Stan: Well, thank you. I just believe we can do it, because I see it happen semester after semester with my students at the college. I see it in the young people working in the city with the seed project, and farming, and coming in and telling a whole group at the university of native kids and non-native kids what they’re doing. I see everybody lighting up. I see the beauty of this in young people and elders and native people and non-native people alike. It’s quite extraordinarily beautiful. And I think it’s very easy to fall over into the “woe is me.” And I think we are facing tremendous woes.

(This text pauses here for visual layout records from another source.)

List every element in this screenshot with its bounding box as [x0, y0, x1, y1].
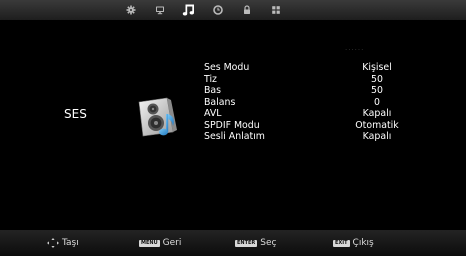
tab-picture[interactable]: [146, 0, 174, 20]
hint-exit-label: Çıkış: [352, 238, 374, 248]
menu-item-label: Tiz: [204, 73, 217, 85]
menu-item-value: Otomatik: [355, 119, 399, 131]
menu-item-ses-modu[interactable]: Ses Modu Kişisel: [204, 62, 434, 74]
menu-item-value: Kapalı: [362, 108, 392, 119]
gear-icon: [126, 5, 136, 15]
menu-item-value: Kapalı: [362, 131, 392, 142]
menu-tab-bar: [0, 0, 466, 20]
speaker-music-icon: [138, 97, 177, 137]
hint-back: MENU Geri: [139, 237, 181, 249]
menu-item-label: AVL: [204, 108, 222, 119]
tab-setup[interactable]: [262, 0, 290, 20]
tab-sound[interactable]: [175, 0, 203, 20]
footer-hint-bar: Taşı MENU Geri ENTER Seç EXIT Çıkış: [0, 230, 466, 256]
grid-icon: [272, 6, 280, 14]
exit-key-badge: EXIT: [333, 239, 350, 247]
menu-item-value: 50: [371, 73, 383, 85]
clock-icon: [213, 5, 223, 15]
music-note-icon: [182, 4, 194, 16]
tab-lock[interactable]: [233, 0, 261, 20]
menu-item-value: Kişisel: [362, 62, 392, 73]
lock-icon: [244, 5, 250, 14]
menu-item-label: Sesli Anlatım: [204, 131, 265, 142]
menu-item-label: SPDIF Modu: [204, 119, 260, 131]
monitor-icon: [156, 6, 164, 15]
hint-select: ENTER Seç: [235, 237, 276, 249]
menu-item-bas[interactable]: Bas 50: [204, 85, 434, 97]
menu-item-value: 50: [371, 85, 383, 96]
menu-item-tiz[interactable]: Tiz 50: [204, 74, 434, 86]
tab-settings[interactable]: [117, 0, 145, 20]
menu-item-spdif-modu[interactable]: SPDIF Modu Otomatik: [204, 120, 434, 132]
sound-settings-list: Ses Modu Kişisel Tiz 50 Bas 50 Balans 0 …: [204, 62, 434, 143]
scroll-more-indicator: ······: [345, 46, 365, 54]
enter-key-badge: ENTER: [235, 239, 258, 247]
hint-move-label: Taşı: [62, 238, 79, 248]
hint-select-label: Seç: [260, 238, 277, 248]
menu-item-value: 0: [374, 96, 380, 108]
menu-item-sesli-anlatim[interactable]: Sesli Anlatım Kapalı: [204, 131, 434, 143]
dpad-arrows-icon: [47, 238, 59, 248]
menu-item-label: Ses Modu: [204, 62, 250, 73]
menu-item-balans[interactable]: Balans 0: [204, 97, 434, 109]
tab-timer[interactable]: [204, 0, 232, 20]
hint-back-label: Geri: [162, 238, 182, 248]
menu-key-badge: MENU: [139, 239, 160, 247]
menu-item-label: Balans: [204, 96, 236, 108]
menu-item-avl[interactable]: AVL Kapalı: [204, 108, 434, 120]
hint-move: Taşı: [47, 237, 79, 249]
section-title: SES: [64, 107, 87, 121]
hint-exit: EXIT Çıkış: [333, 237, 374, 249]
menu-item-label: Bas: [204, 85, 222, 96]
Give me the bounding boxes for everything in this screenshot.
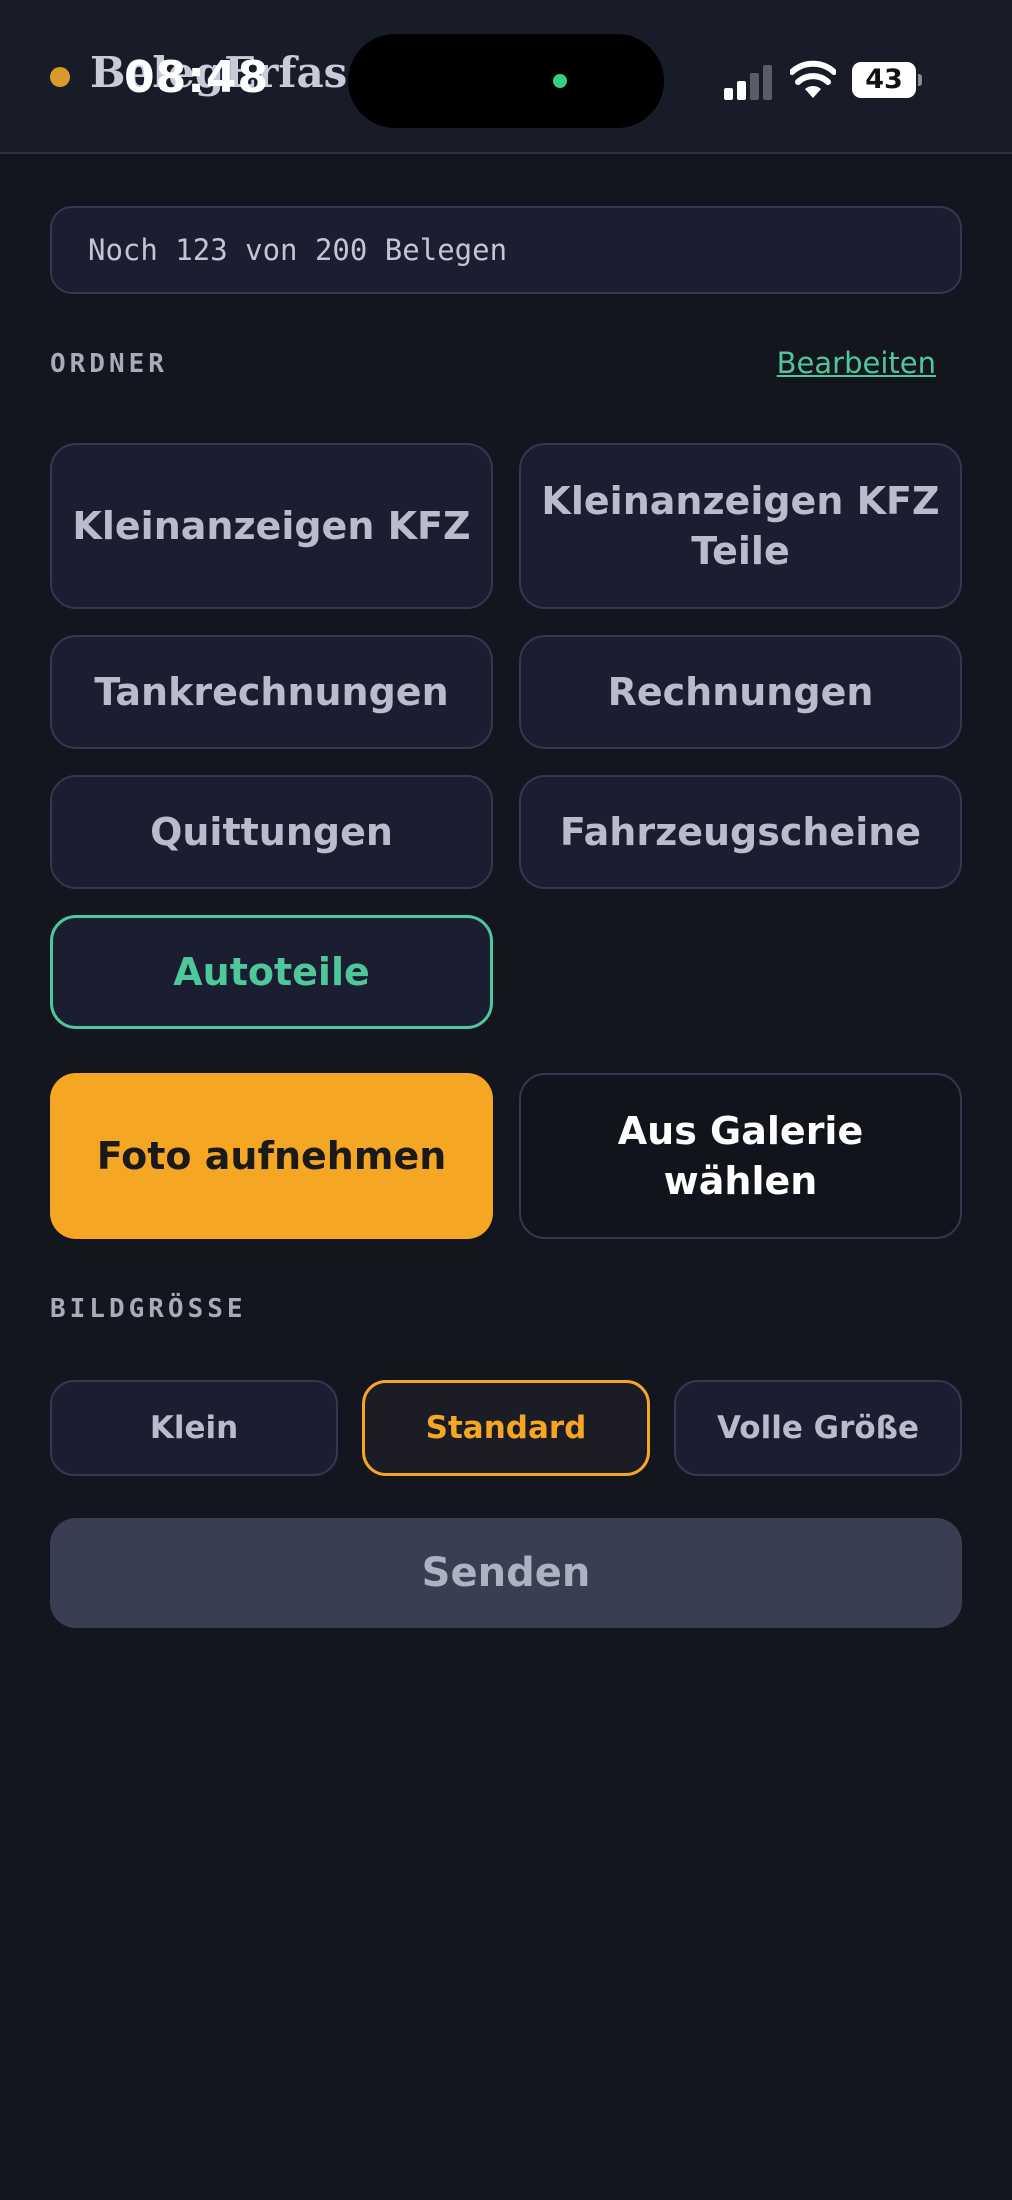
folder-button[interactable]: Quittungen — [50, 775, 493, 889]
wifi-icon — [790, 60, 836, 98]
folder-button[interactable]: Rechnungen — [519, 635, 962, 749]
take-photo-button[interactable]: Foto aufnehmen — [50, 1073, 493, 1239]
image-size-section-label: BILDGRÖSSE — [50, 1294, 247, 1324]
status-dot — [50, 67, 70, 87]
cellular-signal-icon — [724, 64, 776, 100]
folders-section-label: ORDNER — [50, 349, 168, 379]
folder-button[interactable]: Kleinanzeigen KFZ — [50, 443, 493, 609]
battery-icon: 43 — [852, 62, 916, 98]
send-button[interactable]: Senden — [50, 1518, 962, 1628]
quota-indicator: Noch 123 von 200 Belegen — [50, 206, 962, 294]
folder-button[interactable]: Tankrechnungen — [50, 635, 493, 749]
app-header: BelegErfass 08:48 43 — [0, 0, 1012, 154]
folder-button[interactable]: Kleinanzeigen KFZ Teile — [519, 443, 962, 609]
signal-bar — [750, 73, 759, 100]
image-size-option[interactable]: Standard — [362, 1380, 650, 1476]
folder-button[interactable]: Fahrzeugscheine — [519, 775, 962, 889]
folder-button[interactable]: Autoteile — [50, 915, 493, 1029]
capture-actions: Foto aufnehmen Aus Galerie wählen — [50, 1073, 962, 1239]
battery-cap — [918, 74, 922, 86]
camera-indicator-dot — [553, 74, 567, 88]
signal-bar — [724, 88, 733, 100]
folder-grid: Kleinanzeigen KFZ Kleinanzeigen KFZ Teil… — [50, 443, 962, 1029]
image-size-option[interactable]: Klein — [50, 1380, 338, 1476]
status-bar-clock: 08:48 — [124, 52, 270, 103]
signal-bar — [737, 81, 746, 100]
image-size-options: Klein Standard Volle Größe — [50, 1380, 962, 1476]
signal-bar — [763, 65, 772, 100]
choose-from-gallery-button[interactable]: Aus Galerie wählen — [519, 1073, 962, 1239]
edit-folders-link[interactable]: Bearbeiten — [777, 346, 936, 380]
dynamic-island — [348, 34, 664, 128]
image-size-option[interactable]: Volle Größe — [674, 1380, 962, 1476]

And I think we, as Dahr’s science says—not Dahr’s, but what he’s reporting—that we perhaps have 2℃ baked into the system. That’s going to create radical change. So rather than focusing solely on that 2℃, I think we need to have much more focus on how we’re going to adapt and how we need to start adapting immediately to the changes that are built into the system. I don’t think we’re going to reverse it. I think we’re going to have to adapt to it. The parallel is like, we couldn’t stop the genocide here, and a lot of us fell off our path by attempting to use the methods of the colonists in order to fight the colonists. And that didn’t work. What happened, happened, and is still happening in different ways. And we need to stick to our path. And we’ve had to adapt to monstrous change. And it could be—I don’t know for sure, but it could be—that that the whole of humanity is going to have to adapt to absolutely radical change as well. And in order to succeed at that, it has to know that it has the capacity. This is why I don’t really have a lot of patience with, “Well, the world will be better off without us.”
Susan: Oh, no! We are magnificent as much as we’re awful. We’re magnificent.
Stan: We’re part of it.
Susan: Yes.
Stan: We say [speaking Iss], “We are your children.” So, yeah. We need to stop being 2-year-olds.